Sementara itu Kepala Seksi Dokinfo Pariwisata Disbudpar Sleman, Wasita, yang dalam kesempatan tersebut memberikan materi berjudul Peran Perguruan Tinggi dalam Membangun Desa Wisata, memberikan apresiasi yang tinggi kepada Sekolah Vokasi UGM dan Putri Kedaton Grup yang telah menginisiasi program wisata kesehatan spa untuk dikembangkan di desa wisata.
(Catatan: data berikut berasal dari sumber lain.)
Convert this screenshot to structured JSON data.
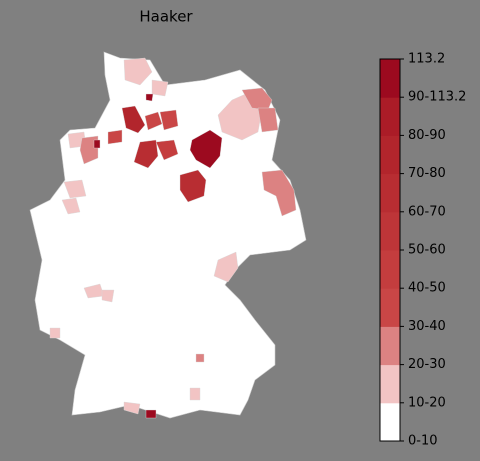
{
  "title": "Haaker",
  "colorbar": {
    "ticks": [
      "0-10",
      "10-20",
      "20-30",
      "30-40",
      "40-50",
      "50-60",
      "60-70",
      "70-80",
      "80-90",
      "90-113.2",
      "113.2"
    ],
    "colors": [
      "#ffffff",
      "#f2c4c4",
      "#dc8282",
      "#c94646",
      "#c43d3e",
      "#be3538",
      "#b82d32",
      "#b2252c",
      "#ab1c27",
      "#9c0a1f"
    ]
  }
}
Apabila wisata kesehatan spa ini dapat dikembangkan dan diimplementasikan dengan baik di desa wisata maka sudah barang tentu akan meningkatkan kualitas destinasi tersebut yang akan menjadi magnet bagi calon wisatawan yang akan berkunjung. Diversifikasi produk wisata inilah yang akan menjadi daya tarik tambahan dan meningkatkan daya kompetisi antara destinasi yang satu dengan destinasi yang lain.
Disisi lain pengembangan wisata kesehatan spa didesa-desa wisata diharapkan lambat laun akan meluruskan pemahaman masyarakat tentang spa sekaligus memulihkan citra spa yang selama ini banyak disalahartikan.